Monday, October 25, 2010

Starcraft Trainer

 I've been playing video games longer than I care to tell you about. Probably too long, as a matter of fact. I couldn't even begin to tally up the number of hours (or money) I've spent on gaming over the last - well - a lot of years. But games are fun and a bit addictive and provide a great escape from the everyday without too much in the way of side effects. Sure, there are those who think that games make people more likely to go on mass murdering sprees and all sorts of other nonsense, and there are probably much better ways to spend your time, like with a good book, but overall I think that's it's a pretty innocuous pastime. But with every new generation of games there are those looking for an unfair advantage, and starcraft trainers are no different.

I went through a stage like that myself actually. Looking up cheat codes and what not on the old original nintendo. It was a lot harder to do in those days to be sure, but the internet has changed all that in a huge way. Now cheat codes and hacks and cracks are available all over the internet at virtually a moment's notice. One quick search and you can figure out how to cheat in way that basically make you a godlike entity in the game. A virtual NPC if you will. Able to easily beat what you once found almost impossible, or maybe even completely impossible to do. But after a year or so of using cheat codes back in the day I quit, for good.
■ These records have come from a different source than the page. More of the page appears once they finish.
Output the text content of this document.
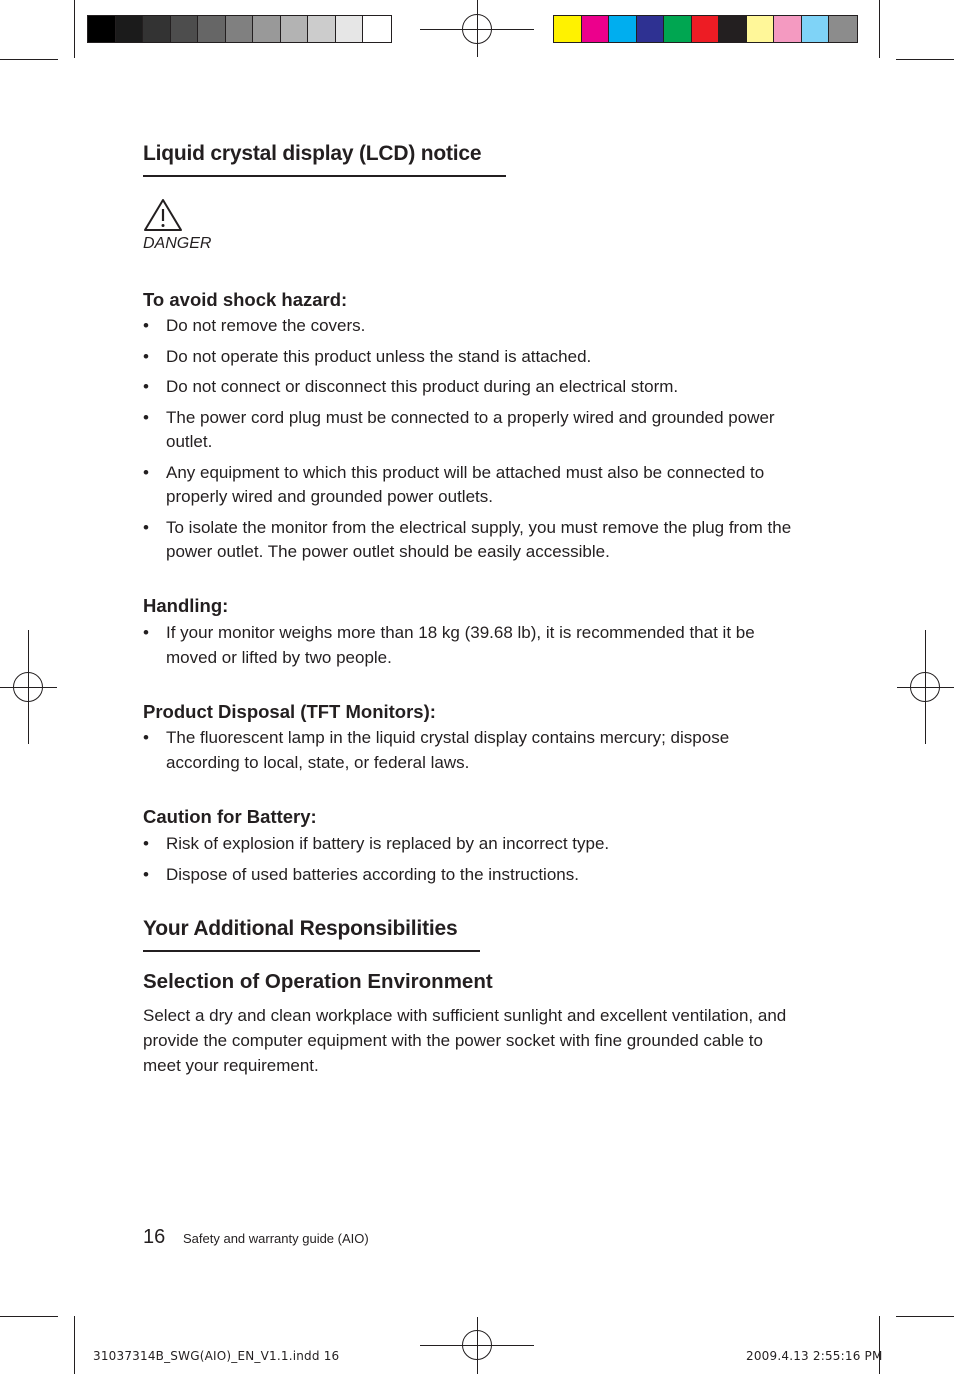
Liquid crystal display (LCD) notice
DANGER
To avoid shock hazard:
• Do not remove the covers.
• Do not operate this product unless the stand is attached.
• Do not connect or disconnect this product during an electrical storm.
• The power cord plug must be connected to a properly wired and grounded power outlet.
• Any equipment to which this product will be attached must also be connected to properly wired and grounded power outlets.
• To isolate the monitor from the electrical supply, you must remove the plug from the power outlet. The power outlet should be easily accessible.
Handling:
• If your monitor weighs more than 18 kg (39.68 lb), it is recommended that it be moved or lifted by two people.
Product Disposal (TFT Monitors):
• The fluorescent lamp in the liquid crystal display contains mercury; dispose according to local, state, or federal laws.
Caution for Battery:
• Risk of explosion if battery is replaced by an incorrect type.
• Dispose of used batteries according to the instructions.
Your Additional Responsibilities
Selection of Operation Environment

Select a dry and clean workplace with sufficient sunlight and excellent ventilation, and provide the computer equipment with the power socket with fine grounded cable to meet your requirement.

16 Safety and warranty guide (AIO)
31037314B_SWG(AIO)_EN_V1.1.indd 16	2009.4.13 2:55:16 PM
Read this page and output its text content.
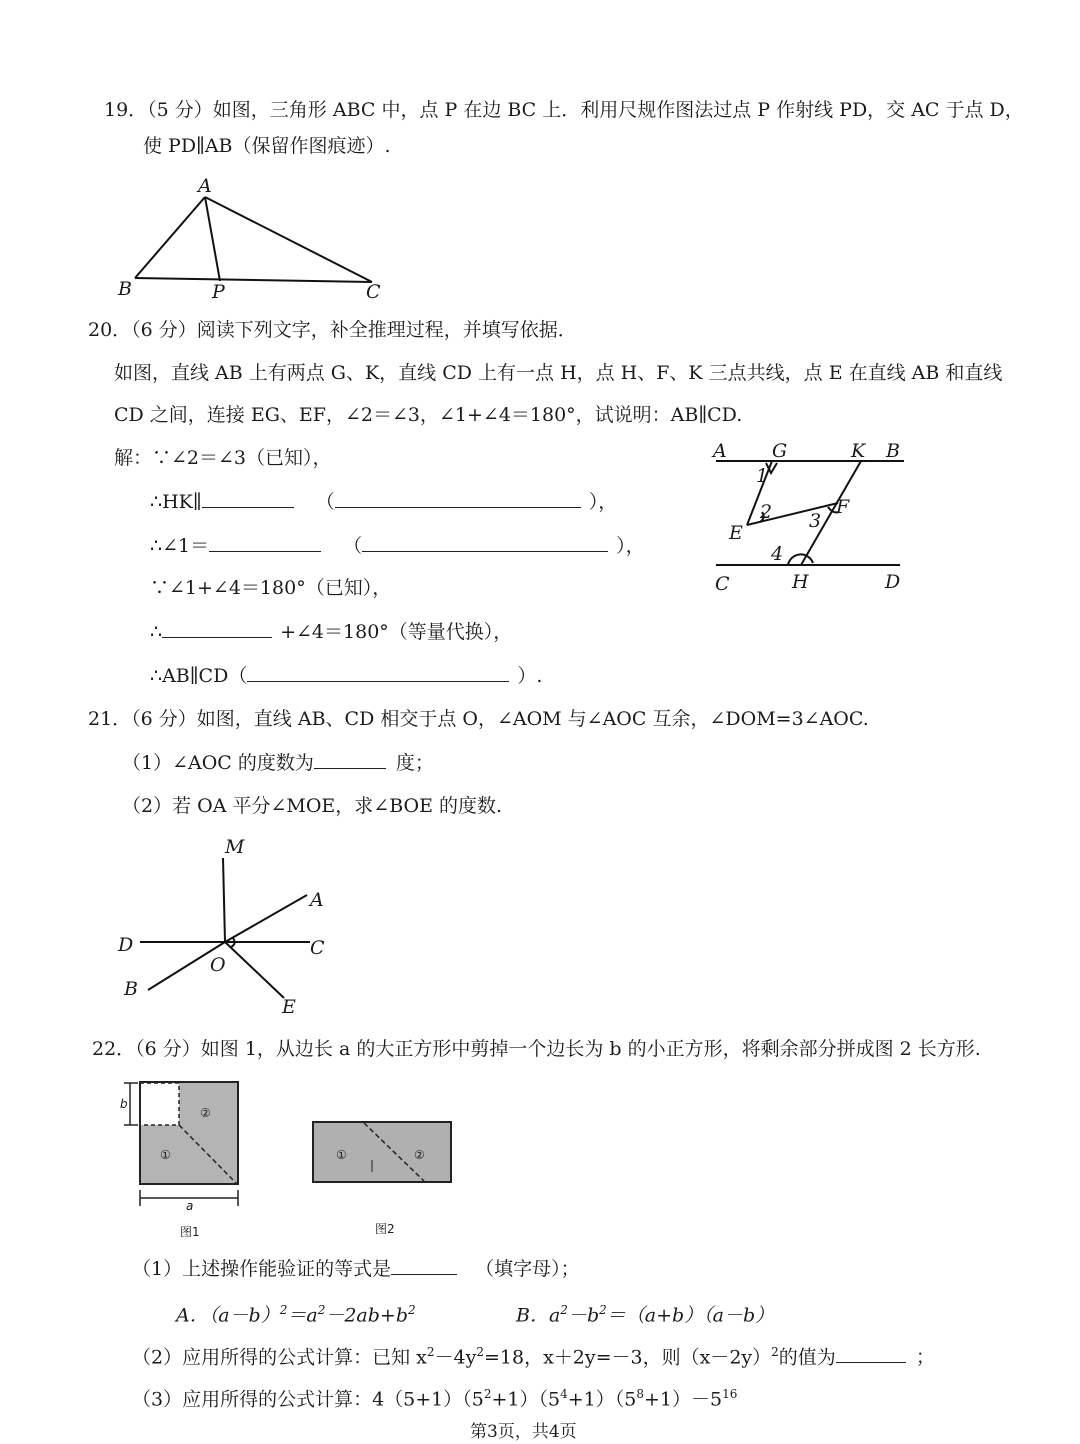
19．（5 分）如图，三角形 ABC 中，点 P 在边 BC 上．利用尺规作图法过点 P 作射线 PD，交 AC 于点 D，
使 PD∥AB（保留作图痕迹）.
A
B	P	C
20．（6 分）阅读下列文字，补全推理过程，并填写依据．
如图，直线 AB 上有两点 G、K，直线 CD 上有一点 H，点 H、F、K 三点共线，点 E 在直线 AB 和直线
CD 之间，连接 EG、EF，∠2＝∠3，∠1+∠4＝180°，试说明：AB∥CD.
解：∵∠2＝∠3（已知），
∴HK∥	（	），
∴∠1＝	（	），
∵∠1+∠4＝180°（已知），
∴	+∠4＝180°（等量代换），
∴AB∥CD（	）.
A G	K B
1
2 3
F
E
4
C	H	D
21．（6 分）如图，直线 AB、CD 相交于点 O，∠AOM 与∠AOC 互余，∠DOM=3∠AOC.
（1）∠AOC 的度数为	度；
（2）若 OA 平分∠MOE，求∠BOE 的度数.
M
A
D	C
O
B
E
22．（6 分）如图 1，从边长 a 的大正方形中剪掉一个边长为 b 的小正方形，将剩余部分拼成图 2 长方形.
b
a
②
①
图1
①	②
图2
（1）上述操作能验证的等式是	（填字母）；
A．$(a-b)^2=a^2-2ab+b^2$	B．$a^2-b^2=(a+b)(a-b)$
（2）应用所得的公式计算：已知 $x^2-4y^2=18$，x＋2y=－3，则$(x-2y)^2$的值为	；
（3）应用所得的公式计算：$4(5+1)(5^2+1)(5^4+1)(5^8+1)-5^{16}$
第3页，共4页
It turns out that using cheats makes the game not a game anymore, but rather a rush to the end. And the end of cheating leaves you with a bit of an unsatisfied feeling. Actually it's completely unsatisfying. There is no challenge to a game if you hack it. That's what made those old huge console games so much fun for so long. They only had three buttons and there was no way around having to play the game against the rules. I'll never forget a friend and I finally beating Rastan (yeah I'm old). We whooped and yelled and jumped around like we had actually done something worth yelling about. But it was fun - playing with cheats and beating the game? Not fun at all in the end.

So when it comes to starcraft trainers you can be sure that they will always be around. But really, what's the point in using a trainer to simply finish the game? You'll rocket through the campaign that you paid good money for and then you'll just be done - and bored more than likely. It's a complete waste of time and has some other negative potential consequences as well.
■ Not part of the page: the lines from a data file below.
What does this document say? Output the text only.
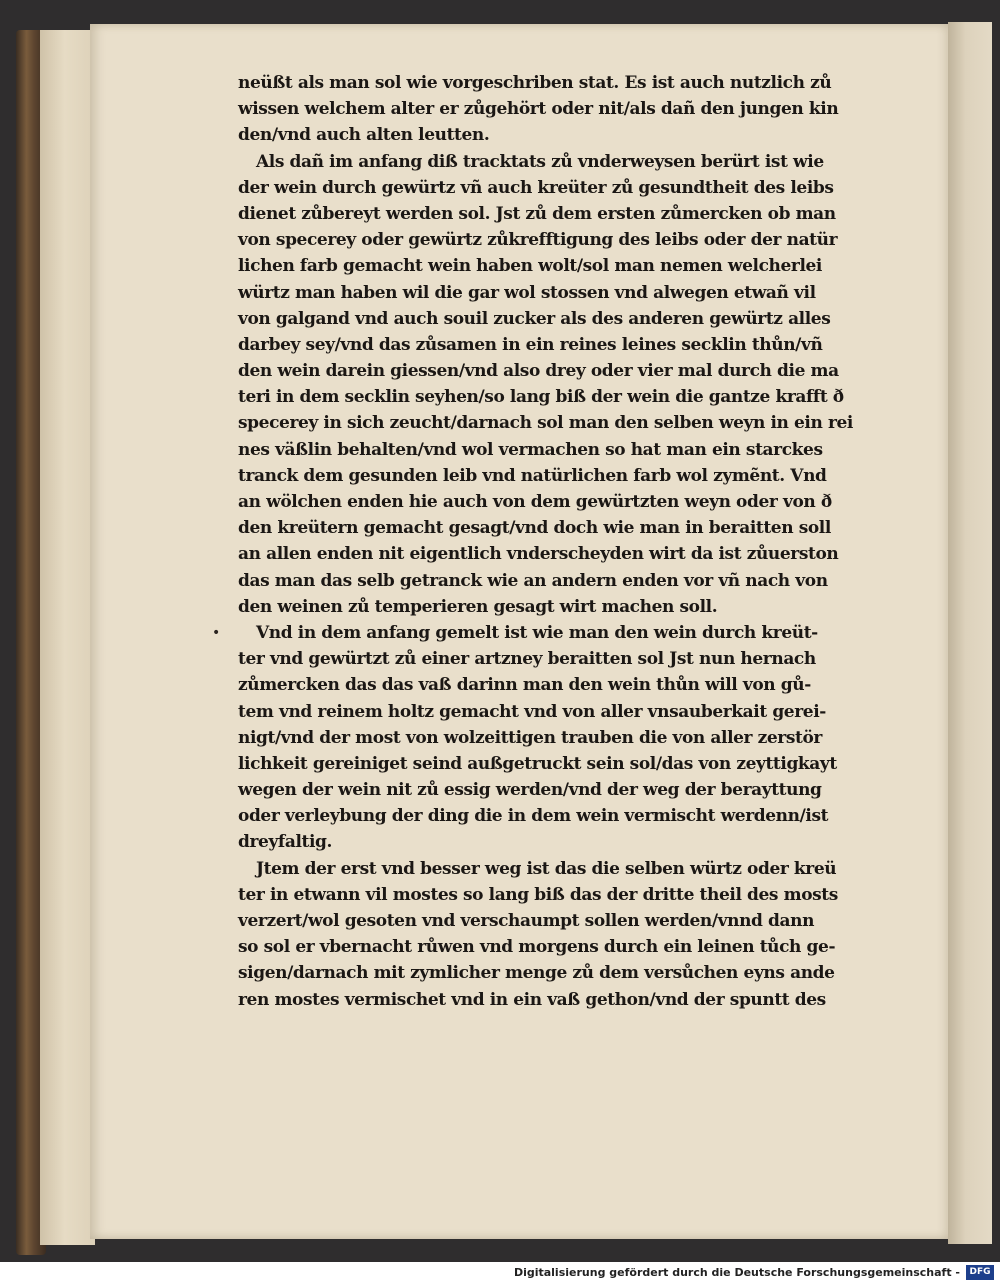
neüßt als man sol wie vorgeschriben stat. Es ist auch nutzlich zů
wissen welchem alter er zůgehört oder nit/als dañ den jungen kin
den/vnd auch alten leutten.
Als dañ im anfang diß tracktats zů vnderweysen berürt ist wie
der wein durch gewürtz vñ auch kreüter zů gesundtheit des leibs
dienet zůbereyt werden sol. Jst zů dem ersten zůmercken ob man
von specerey oder gewürtz zůkrefftigung des leibs oder der natür
lichen farb gemacht wein haben wolt/sol man nemen welcherlei
würtz man haben wil die gar wol stossen vnd alwegen etwañ vil
von galgand vnd auch souil zucker als des anderen gewürtz alles
darbey sey/vnd das zůsamen in ein reines leines secklin thůn/vñ
den wein darein giessen/vnd also drey oder vier mal durch die ma
teri in dem secklin seyhen/so lang biß der wein die gantze krafft ð
specerey in sich zeucht/darnach sol man den selben weyn in ein rei
nes väßlin behalten/vnd wol vermachen so hat man ein starckes
tranck dem gesunden leib vnd natürlichen farb wol zymẽnt. Vnd
an wölchen enden hie auch von dem gewürtzten weyn oder von ð
den kreütern gemacht gesagt/vnd doch wie man in beraitten soll
an allen enden nit eigentlich vnderscheyden wirt da ist zůuerston
das man das selb getranck wie an andern enden vor vñ nach von
den weinen zů temperieren gesagt wirt machen soll.
Vnd in dem anfang gemelt ist wie man den wein durch kreüt-
ter vnd gewürtzt zů einer artzney beraitten sol Jst nun hernach
zůmercken das das vaß darinn man den wein thůn will von gů-
tem vnd reinem holtz gemacht vnd von aller vnsauberkait gerei-
nigt/vnd der most von wolzeittigen trauben die von aller zerstör
lichkeit gereiniget seind außgetruckt sein sol/das von zeyttigkayt
wegen der wein nit zů essig werden/vnd der weg der berayttung
oder verleybung der ding die in dem wein vermischt werdenn/ist
dreyfaltig.
Jtem der erst vnd besser weg ist das die selben würtz oder kreü
ter in etwann vil mostes so lang biß das der dritte theil des mosts
verzert/wol gesoten vnd verschaumpt sollen werden/vnnd dann
so sol er vbernacht růwen vnd morgens durch ein leinen tůch ge-
sigen/darnach mit zymlicher menge zů dem versůchen eyns ande
ren mostes vermischet vnd in ein vaß gethon/vnd der spuntt des
•
Digitalisierung gefördert durch die Deutsche Forschungsgemeinschaft -	DFG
Many trainer programs are actually viruses or spyware in disguise. No elite programmer is going to sit down and spend several hundred hours hacking a game that's just going to change in a few months without some kind of motivation. Typically that motivation is money. But sometimes it takes the form of simple punkness. THey can get a cheap thrill knowing that they are crashing the computer of every person silly enough to load their little subversive program - a program that probably doesn't do anything to starcraft at all.

So in the end, it's my opinion that starcraft trainers and cheats and hacks in general are just dumb. Why pay money for something and then not get anything out of it? It seems a little weird to me, but only because I already know that I've tried cheating and it was a whole lot less fun than doing it the good old fashioned way - and just beating the game outright all by myself. It's a whole lot more fun and satisfying to win.